Entanglement Spectrum of Su-Schrieffer-Heeger-Hubbard Model

TL;DR

This paper analyzes the entanglement spectrum of the Su-Schrieffer-Heeger-Hubbard model to identify topological phases through eigenvalue degeneracies, providing insights into bulk-edge correspondence and a method applicable to other topological systems.

Contribution

It demonstrates that the entanglement spectrum's eigenvalue degeneracy can identify topological phases without open boundary conditions, offering a new approach for studying topological matter.

Findings

Degeneracy of entanglement spectrum eigenvalues indicates topological phases.

Periodic boundary conditions suffice for phase diagram determination.

Bulk-edge correspondence is interpreted through entanglement spectrum analysis.

Abstract

We investigate the entanglement spectrum of the ground state of Su-Schrieffer-Heeger-Hubbard model.
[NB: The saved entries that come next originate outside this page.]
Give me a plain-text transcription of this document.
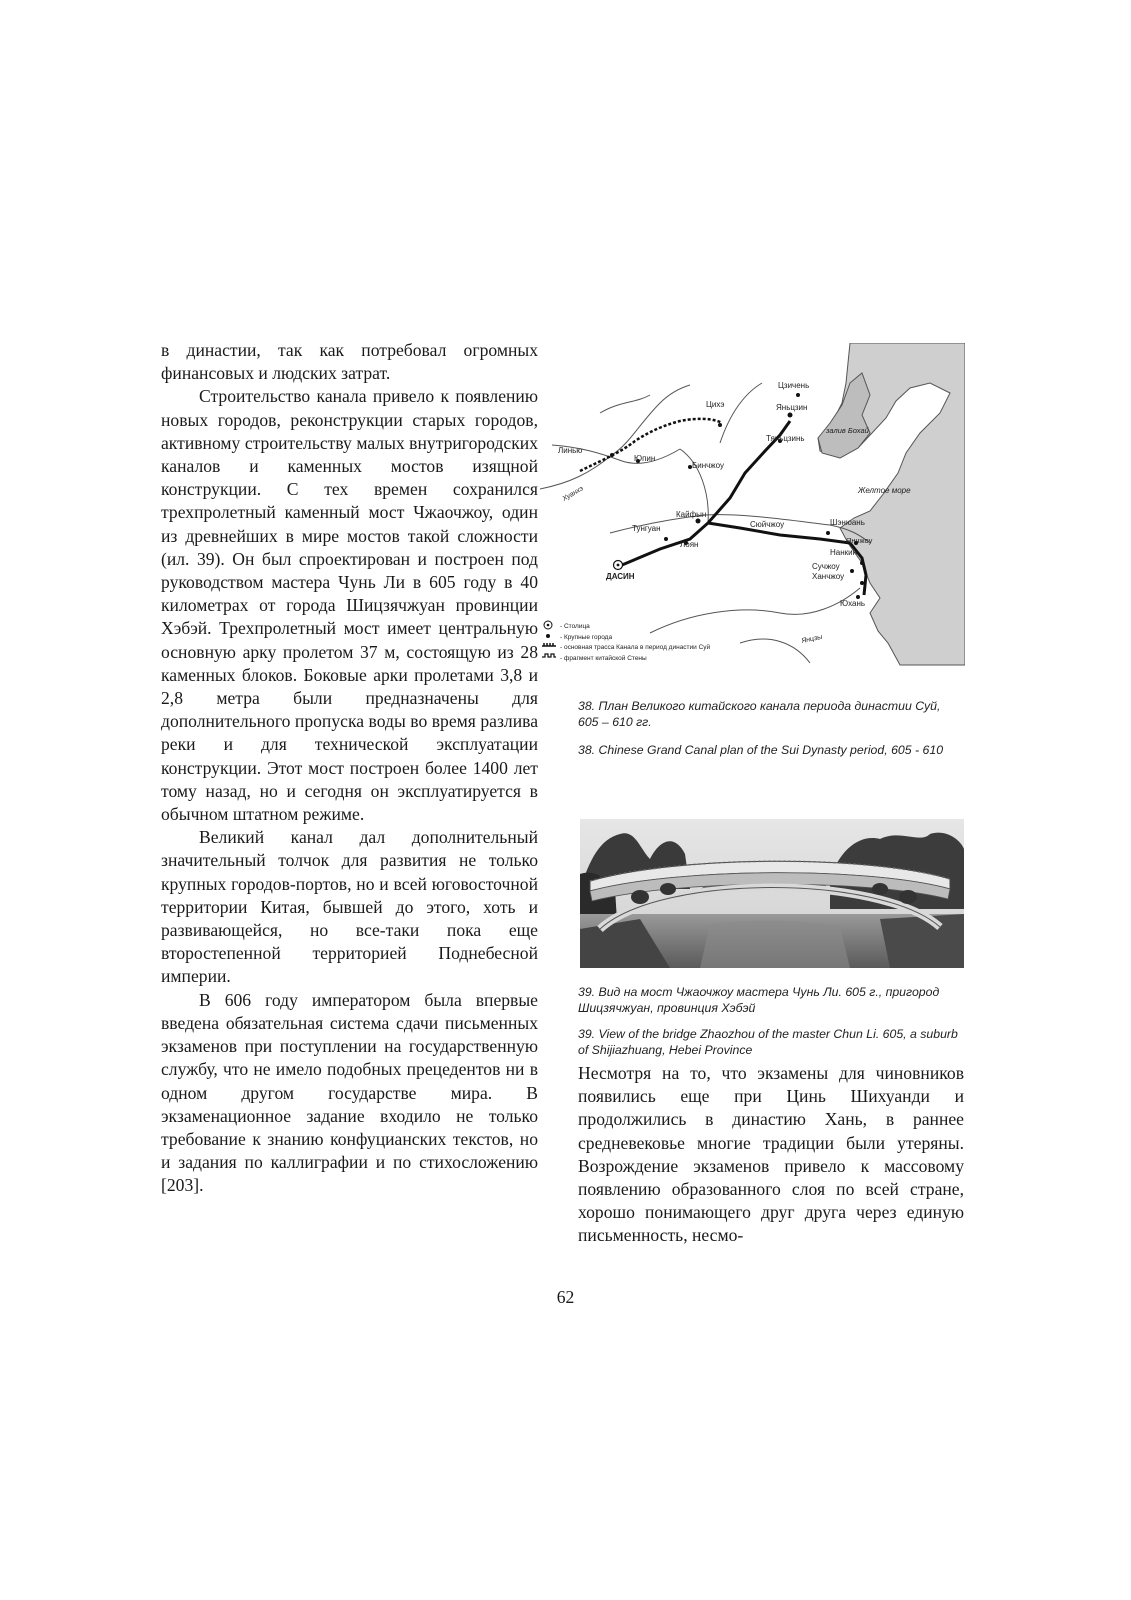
в династии, так как потребовал огромных финансовых и людских затрат.

Строительство канала привело к появлению новых городов, реконструкции старых городов, активному строительству малых внутригородских каналов и каменных мостов изящной конструкции. С тех времен сохранился трехпролетный каменный мост Чжаочжоу, один из древнейших в мире мостов такой сложности (ил. 39). Он был спроектирован и построен под руководством мастера Чунь Ли в 605 году в 40 километрах от города Шицзячжуан провинции Хэбэй. Трехпролетный мост имеет центральную основную арку пролетом 37 м, состоящую из 28 каменных блоков. Боковые арки пролетами 3,8 и 2,8 метра были предназначены для дополнительного пропуска воды во время разлива реки и для технической эксплуатации конструкции. Этот мост построен более 1400 лет тому назад, но и сегодня он эксплуатируется в обычном штатном режиме.

Великий канал дал дополнительный значительный толчок для развития не только крупных городов-портов, но и всей юговосточной территории Китая, бывшей до этого, хоть и развивающейся, но все-таки пока еще второстепенной территорией Поднебесной империи.

В 606 году императором была впервые введена обязательная система сдачи письменных экзаменов при поступлении на государственную службу, что не имело подобных прецедентов ни в одном другом государстве мира. В экзаменационное задание входило не только требование к знанию конфуцианских текстов, но и задания по каллиграфии и по стихосложению [203].

Цзичень
Яньцзин
Цихэ
Тяньцзинь
залив Бохай
Линью
Юпин
Бинчжоу
Хуанхэ	Желтое море
Кайфын
Сюйчжоу	Шэнюань
Тунгуан
Лоян	Янчжоу
Нанкин
ДАСИН
Сучжоу
Ханчжоу
Юхань
Янцзы
- Столица
- Крупные города
- основная трасса Канала в период династии Суй
- фрагмент китайской Стены
38. План Великого китайского канала периода династии Суй, 605 – 610 гг.
38. Chinese Grand Canal plan of the Sui Dynasty period, 605 - 610
39. Вид на мост Чжаочжоу мастера Чунь Ли. 605 г., пригород Шицзячжуан, провинция Хэбэй
39. View of the bridge Zhaozhou of the master Chun Li. 605, a suburb of Shijiazhuang, Hebei Province

Несмотря на то, что экзамены для чиновников появились еще при Цинь Шихуанди и продолжились в династию Хань, в раннее средневековье многие традиции были утеряны. Возрождение экзаменов привело к массовому появлению образованного слоя по всей стране, хорошо понимающего друг друга через единую письменность, несмо-

62
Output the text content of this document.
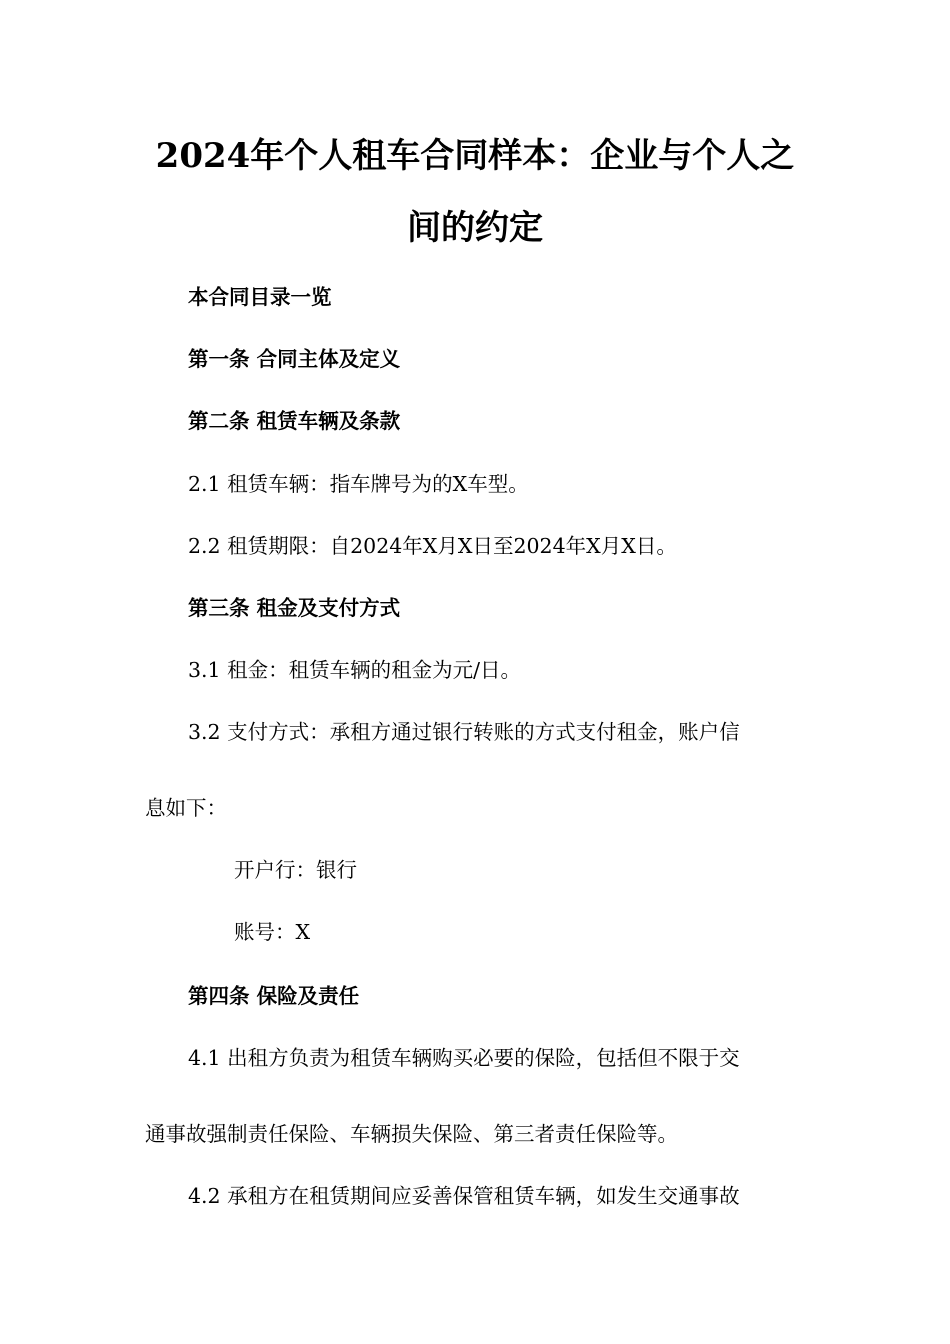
2024年个人租车合同样本：企业与个人之
间的约定
本合同目录一览
第一条 合同主体及定义
第二条 租赁车辆及条款
2.1 租赁车辆：指车牌号为的X车型。
2.2 租赁期限：自2024年X月X日至2024年X月X日。
第三条 租金及支付方式
3.1 租金：租赁车辆的租金为元/日。
3.2 支付方式：承租方通过银行转账的方式支付租金，账户信
息如下：
开户行：银行
账号：X
第四条 保险及责任
4.1 出租方负责为租赁车辆购买必要的保险，包括但不限于交
通事故强制责任保险、车辆损失保险、第三者责任保险等。
4.2 承租方在租赁期间应妥善保管租赁车辆，如发生交通事故
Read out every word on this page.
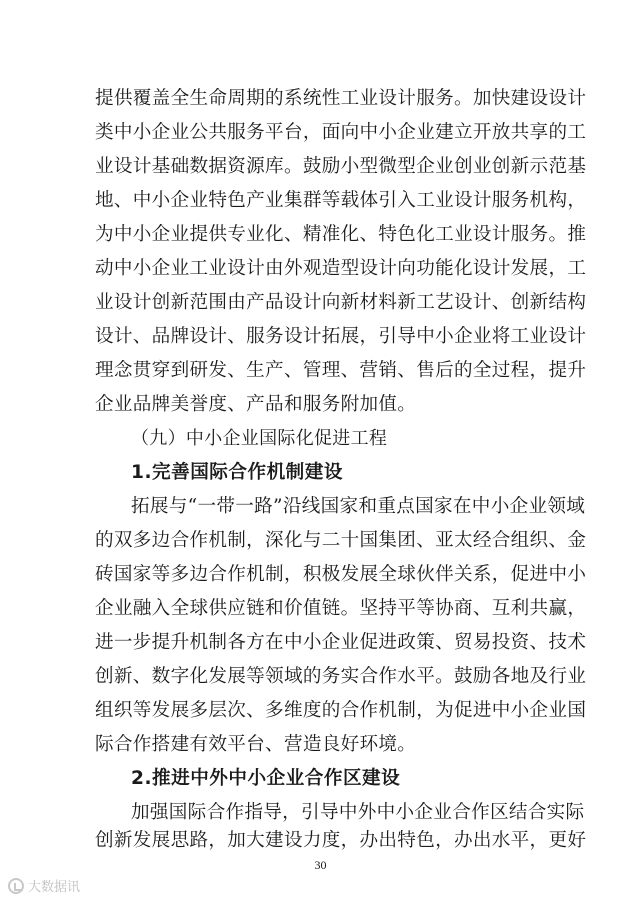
提供覆盖全生命周期的系统性工业设计服务。加快建设设计
类中小企业公共服务平台，面向中小企业建立开放共享的工
业设计基础数据资源库。鼓励小型微型企业创业创新示范基
地、中小企业特色产业集群等载体引入工业设计服务机构，
为中小企业提供专业化、精准化、特色化工业设计服务。推
动中小企业工业设计由外观造型设计向功能化设计发展，工
业设计创新范围由产品设计向新材料新工艺设计、创新结构
设计、品牌设计、服务设计拓展，引导中小企业将工业设计
理念贯穿到研发、生产、管理、营销、售后的全过程，提升
企业品牌美誉度、产品和服务附加值。
（九）中小企业国际化促进工程
1.完善国际合作机制建设
拓展与“一带一路”沿线国家和重点国家在中小企业领域
的双多边合作机制，深化与二十国集团、亚太经合组织、金
砖国家等多边合作机制，积极发展全球伙伴关系，促进中小
企业融入全球供应链和价值链。坚持平等协商、互利共赢，
进一步提升机制各方在中小企业促进政策、贸易投资、技术
创新、数字化发展等领域的务实合作水平。鼓励各地及行业
组织等发展多层次、多维度的合作机制，为促进中小企业国
际合作搭建有效平台、营造良好环境。
2.推进中外中小企业合作区建设
加强国际合作指导，引导中外中小企业合作区结合实际
创新发展思路，加大建设力度，办出特色，办出水平，更好
30
大数据讯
The topological phases of the model can be identified by degeneracy of the largest eigenvalues of entanglement spectrum. The study of the periodic boundary condition is enough to obtain the phase diagram of the model, without the consideration of the open boundary condition case. Physical interpretation about the bulk-edge correspondence in the entanglement spectrum is presented. The method of the entanglement spectrum can be applicable in studying other topological phases of matter.